Kitchen Island (finally progress)

Mortise in one of the table legs... four mortises per leg for a total of 16 finished

I do kind of feel a bit silly bragging about progress on one of my woodworking projects right after a post about a house project that will keep me from the workshop for a week or so. But I’ve never really worried too much about looking silly. Or feeling silly.

I was able to get time in the workshop over the holiday break. I had parts for the kitchen island milled sitting in the workshop for a couple of months, so it seemed time to finally start working on that project. At least before I started another project (yeah, okay, Will’s room got me there).

The island will be a pretty simple. Four legs. Four aprons. And four stretchers near the bottom supporting a shelf. That means there will be four joints on each leg, each requiring a mortise.

I marked out each mortise with a marking gauge, and drilling out the waste on the drill press.  The mortises were cleaned out using a chisel.  Each mortise didn’t take too long to make once I got in the swing of things.  I could finish one of the smaller ones in about 7 minutes, and one of the larger ones in less than 15 minutes.  I’m sure that will get faster as I do more of them.

I have a couple of lessons learned:

1. If the stock has been sitting around a while, re-mill each piece to ensure it didn’t change shape over time.

2. Cut all the mortises first.
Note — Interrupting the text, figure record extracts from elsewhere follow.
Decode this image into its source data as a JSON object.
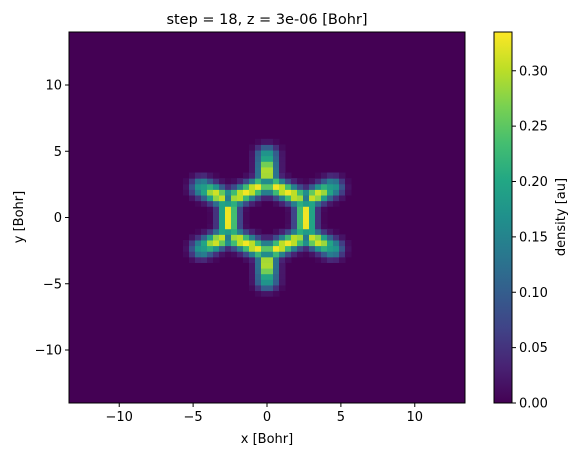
{
  "chart_data": {
    "type": "heatmap",
    "title": "step = 18, z = 3e-06 [Bohr]",
    "xlabel": "x [Bohr]",
    "ylabel": "y [Bohr]",
    "xlim": [
      -13.4,
      13.4
    ],
    "ylim": [
      -14.0,
      14.0
    ],
    "xticks": [
      "−10",
      "−5",
      "0",
      "5",
      "10"
    ],
    "xtick_values": [
      -10,
      -5,
      0,
      5,
      10
    ],
    "yticks": [
      "−10",
      "−5",
      "0",
      "5",
      "10"
    ],
    "ytick_values": [
      -10,
      -5,
      0,
      5,
      10
    ],
    "colorbar": {
      "label": "density [au]",
      "range": [
        0.0,
        0.335
      ],
      "ticks": [
        "0.00",
        "0.05",
        "0.10",
        "0.15",
        "0.20",
        "0.25",
        "0.30"
      ],
      "tick_values": [
        0.0,
        0.05,
        0.1,
        0.15,
        0.2,
        0.25,
        0.3
      ],
      "colormap": "viridis"
    },
    "grid_resolution": 66,
    "background_value": 0.0,
    "carbon_atoms": [
      [
        2.6,
        1.3
      ],
      [
        0.0,
        2.65
      ],
      [
        -2.6,
        1.3
      ],
      [
        -2.6,
        -1.3
      ],
      [
        0.0,
        -2.65
      ],
      [
        2.6,
        -1.3
      ]
    ],
    "hydrogen_atoms": [
      [
        4.4,
        2.3
      ],
      [
        0.0,
        4.7
      ],
      [
        -4.4,
        2.3
      ],
      [
        -4.4,
        -2.3
      ],
      [
        0.0,
        -4.7
      ],
      [
        4.4,
        -2.3
      ]
    ],
    "peak_value": 0.33,
    "atom_core_value": 0.05
  }
}
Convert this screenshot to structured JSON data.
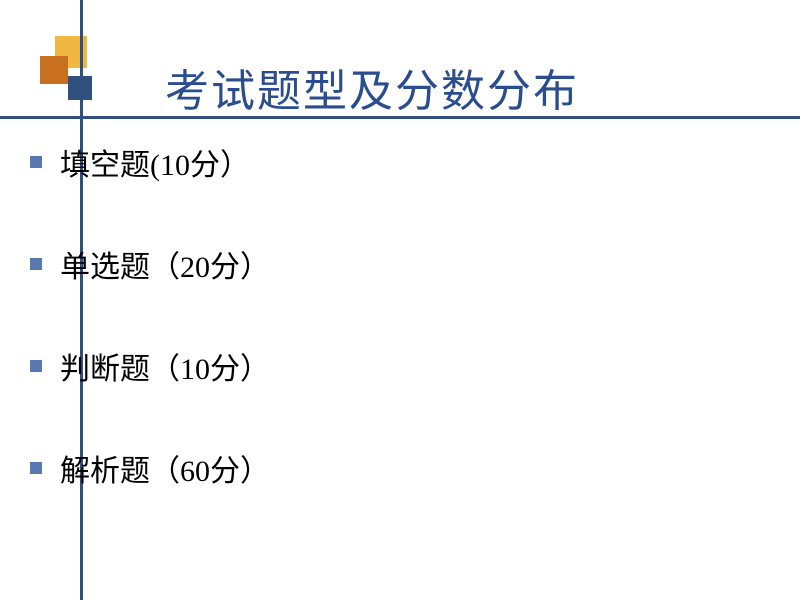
{
  "slide": {
    "title": "考试题型及分数分布",
    "title_color": "#2a4d8f",
    "title_fontsize": 44,
    "background_color": "#ffffff",
    "line_color": "#305080",
    "bullet_color": "#5878b0",
    "text_color": "#000000",
    "bullet_fontsize": 30,
    "decoration": {
      "square1_color": "#f0b840",
      "square2_color": "#c87020",
      "square3_color": "#305080"
    },
    "items": [
      "填空题(10分）",
      "单选题（20分）",
      "判断题（10分）",
      "解析题（60分）"
    ]
  }
}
Sketch out all the locations of the mortises with a pencil before marking with the gauge. I wound up starting to drill out a mortise in the wrong spot.

3. Regarding #2, patching a mortise in the wrong spot takes some skill to get so it isn’t obvious. Skill that I don’t have. So, it is sometimes better to be lucky than good (okay, probably not in this case), but at least I was lucky and the patch is in an area that shouldn’t be obvious.

4. I don’t really like my marking gauge. I think that a better marking gauge is in the future. The marking gauge I have is difficult to set up for a specific mortise thickness (at a given distance from a face of the panel.  I think a better method is to use a single marking gauge (vice a double one) and a spacer block to get the correct mortise (and tenon) thickness.

5. Do the mortises first. I don’t know what I was thinking cutting a couple of the tenons before I finished the mortises. Must be the ADHD. This is what you get if you do that:

 

Haunched mortise and tenon with the haunch socket being too deep for the haunch. Luckily the haunch won't be visible - it will be covered by the table top

 

I could definitely spend more time marking out the joinery before cutting it. I have Robert Wearing’s book, “The Essential Woodworker.” He gives what looks like a pretty good method for marking out the joinery – I think I’ll do some review before my next project.